There are probably things which I have forgotten. But this is a start. Nobody dies with all their paperwork perfectly in order. The will, for example, needs to be updated every few years whenever there is a major change in circumstances, such as the death of heirs. The death box does not solve all problems, but it makes it easier for the people who have to come along and pick up the pieces when I die.

Some things are not yet done. I still plan to write a brief biography. I will also draft an obituary to send to the local paper. 

One thing I should do is tell people where to find the death box as the time comes. 

In this time of COVID-19, the death box has a bigger spiritual purpose. It reminds me of my mortality. Now is the time to start letting go. Maybe because I am Irish, I do not really mind.        

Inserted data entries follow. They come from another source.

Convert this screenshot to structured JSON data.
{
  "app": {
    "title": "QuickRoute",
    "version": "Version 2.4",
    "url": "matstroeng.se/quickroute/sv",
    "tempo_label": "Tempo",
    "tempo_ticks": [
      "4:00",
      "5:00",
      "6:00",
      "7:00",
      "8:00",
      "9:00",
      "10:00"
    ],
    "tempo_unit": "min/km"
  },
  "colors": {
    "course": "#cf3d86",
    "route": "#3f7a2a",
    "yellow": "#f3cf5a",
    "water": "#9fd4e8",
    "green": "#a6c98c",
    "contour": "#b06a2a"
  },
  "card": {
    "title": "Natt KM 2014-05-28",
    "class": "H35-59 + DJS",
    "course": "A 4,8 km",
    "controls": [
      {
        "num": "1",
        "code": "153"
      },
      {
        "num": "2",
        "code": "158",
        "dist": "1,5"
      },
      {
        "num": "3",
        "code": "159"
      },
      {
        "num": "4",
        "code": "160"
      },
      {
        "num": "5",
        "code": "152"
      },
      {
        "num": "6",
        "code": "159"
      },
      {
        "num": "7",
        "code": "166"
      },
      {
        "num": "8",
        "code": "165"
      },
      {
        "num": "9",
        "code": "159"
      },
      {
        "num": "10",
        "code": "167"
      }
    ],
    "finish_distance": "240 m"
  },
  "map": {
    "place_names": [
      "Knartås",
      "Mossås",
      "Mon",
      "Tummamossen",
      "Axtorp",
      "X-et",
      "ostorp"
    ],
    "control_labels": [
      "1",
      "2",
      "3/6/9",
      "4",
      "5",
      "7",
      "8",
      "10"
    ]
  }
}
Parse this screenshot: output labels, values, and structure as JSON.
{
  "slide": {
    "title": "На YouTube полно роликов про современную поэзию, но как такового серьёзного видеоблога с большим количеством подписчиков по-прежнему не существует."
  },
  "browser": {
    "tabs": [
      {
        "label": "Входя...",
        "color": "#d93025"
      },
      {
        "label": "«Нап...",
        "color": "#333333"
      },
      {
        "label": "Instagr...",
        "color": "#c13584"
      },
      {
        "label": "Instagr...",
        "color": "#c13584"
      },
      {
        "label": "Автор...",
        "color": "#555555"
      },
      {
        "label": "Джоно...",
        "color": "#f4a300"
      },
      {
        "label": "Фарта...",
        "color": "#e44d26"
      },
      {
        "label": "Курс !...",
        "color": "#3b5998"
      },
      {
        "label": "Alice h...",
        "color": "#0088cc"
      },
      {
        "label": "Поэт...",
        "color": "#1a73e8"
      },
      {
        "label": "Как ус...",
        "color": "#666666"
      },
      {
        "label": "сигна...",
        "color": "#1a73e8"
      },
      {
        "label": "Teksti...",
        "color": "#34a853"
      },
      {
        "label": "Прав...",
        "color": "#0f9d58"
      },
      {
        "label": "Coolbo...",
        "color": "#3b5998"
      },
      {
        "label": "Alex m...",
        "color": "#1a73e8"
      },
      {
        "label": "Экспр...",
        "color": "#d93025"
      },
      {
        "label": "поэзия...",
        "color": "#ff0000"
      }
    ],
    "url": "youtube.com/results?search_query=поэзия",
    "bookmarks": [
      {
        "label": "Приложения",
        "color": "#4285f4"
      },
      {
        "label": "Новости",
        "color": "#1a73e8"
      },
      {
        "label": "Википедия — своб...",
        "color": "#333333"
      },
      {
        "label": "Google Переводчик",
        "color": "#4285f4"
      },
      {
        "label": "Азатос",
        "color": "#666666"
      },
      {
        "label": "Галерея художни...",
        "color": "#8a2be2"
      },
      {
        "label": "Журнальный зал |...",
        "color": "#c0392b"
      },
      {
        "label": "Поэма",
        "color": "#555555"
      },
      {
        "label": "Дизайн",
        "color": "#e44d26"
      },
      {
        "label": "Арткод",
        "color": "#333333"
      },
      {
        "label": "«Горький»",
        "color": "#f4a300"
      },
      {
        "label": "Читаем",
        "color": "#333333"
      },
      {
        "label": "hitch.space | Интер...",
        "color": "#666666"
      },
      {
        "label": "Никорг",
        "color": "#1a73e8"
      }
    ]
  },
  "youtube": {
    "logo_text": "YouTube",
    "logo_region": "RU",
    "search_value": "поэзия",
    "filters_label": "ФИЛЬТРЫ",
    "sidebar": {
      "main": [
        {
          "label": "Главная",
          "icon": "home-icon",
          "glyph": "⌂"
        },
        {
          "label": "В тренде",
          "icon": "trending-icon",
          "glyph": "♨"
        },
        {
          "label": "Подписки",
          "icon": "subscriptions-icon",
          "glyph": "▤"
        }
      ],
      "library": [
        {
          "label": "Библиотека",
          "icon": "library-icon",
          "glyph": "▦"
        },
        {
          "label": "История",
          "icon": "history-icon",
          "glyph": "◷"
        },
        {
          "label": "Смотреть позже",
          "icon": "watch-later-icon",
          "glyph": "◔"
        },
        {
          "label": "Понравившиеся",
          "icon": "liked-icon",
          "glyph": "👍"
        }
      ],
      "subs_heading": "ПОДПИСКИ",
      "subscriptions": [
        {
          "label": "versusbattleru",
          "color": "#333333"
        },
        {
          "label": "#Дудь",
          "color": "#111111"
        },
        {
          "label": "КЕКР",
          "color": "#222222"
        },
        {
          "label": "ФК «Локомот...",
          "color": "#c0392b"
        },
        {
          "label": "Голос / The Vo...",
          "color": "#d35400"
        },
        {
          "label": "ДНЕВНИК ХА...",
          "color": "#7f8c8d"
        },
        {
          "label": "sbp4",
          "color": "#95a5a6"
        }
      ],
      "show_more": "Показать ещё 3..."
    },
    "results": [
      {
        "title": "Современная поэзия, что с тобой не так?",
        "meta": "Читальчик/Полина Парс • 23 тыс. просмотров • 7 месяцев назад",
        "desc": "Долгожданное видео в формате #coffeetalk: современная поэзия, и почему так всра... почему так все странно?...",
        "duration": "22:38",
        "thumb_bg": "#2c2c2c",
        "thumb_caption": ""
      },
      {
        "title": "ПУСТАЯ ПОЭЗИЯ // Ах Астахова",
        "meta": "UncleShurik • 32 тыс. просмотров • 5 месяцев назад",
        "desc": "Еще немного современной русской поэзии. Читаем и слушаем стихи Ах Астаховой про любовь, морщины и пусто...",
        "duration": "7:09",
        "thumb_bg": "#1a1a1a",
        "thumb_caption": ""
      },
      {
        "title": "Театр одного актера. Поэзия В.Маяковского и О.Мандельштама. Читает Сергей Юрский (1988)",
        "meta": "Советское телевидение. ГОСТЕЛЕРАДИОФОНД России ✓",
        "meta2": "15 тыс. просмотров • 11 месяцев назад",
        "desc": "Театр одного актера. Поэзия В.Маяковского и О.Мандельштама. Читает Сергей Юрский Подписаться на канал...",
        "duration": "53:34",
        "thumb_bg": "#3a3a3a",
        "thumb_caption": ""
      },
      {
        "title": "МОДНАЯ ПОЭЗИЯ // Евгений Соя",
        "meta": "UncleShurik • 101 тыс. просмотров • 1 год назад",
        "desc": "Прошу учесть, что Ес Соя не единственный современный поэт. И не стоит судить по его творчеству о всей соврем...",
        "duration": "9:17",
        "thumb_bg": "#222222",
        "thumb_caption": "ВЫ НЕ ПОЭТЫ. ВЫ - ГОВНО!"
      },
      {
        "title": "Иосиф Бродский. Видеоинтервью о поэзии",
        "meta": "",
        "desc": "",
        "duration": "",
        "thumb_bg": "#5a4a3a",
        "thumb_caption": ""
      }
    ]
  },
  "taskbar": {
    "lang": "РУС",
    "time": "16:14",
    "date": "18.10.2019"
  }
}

As I have been working on my death box, I find myself singing the words to "Molly Malone," which could almost have been written for the coronavirus:

She died of a fever

And sure, so one could save her

And that was the end of sweet Molly Malone

Now her ghost wheels her barrow

Through the streets broad and narrow

Crying "cockles and mussels, alive, alive, oh."

[Fr. Peter Daly is a retired priest of the Washington Archdiocese and a lawyer. After 31 years of parish service, he now works with Catholic Charities.]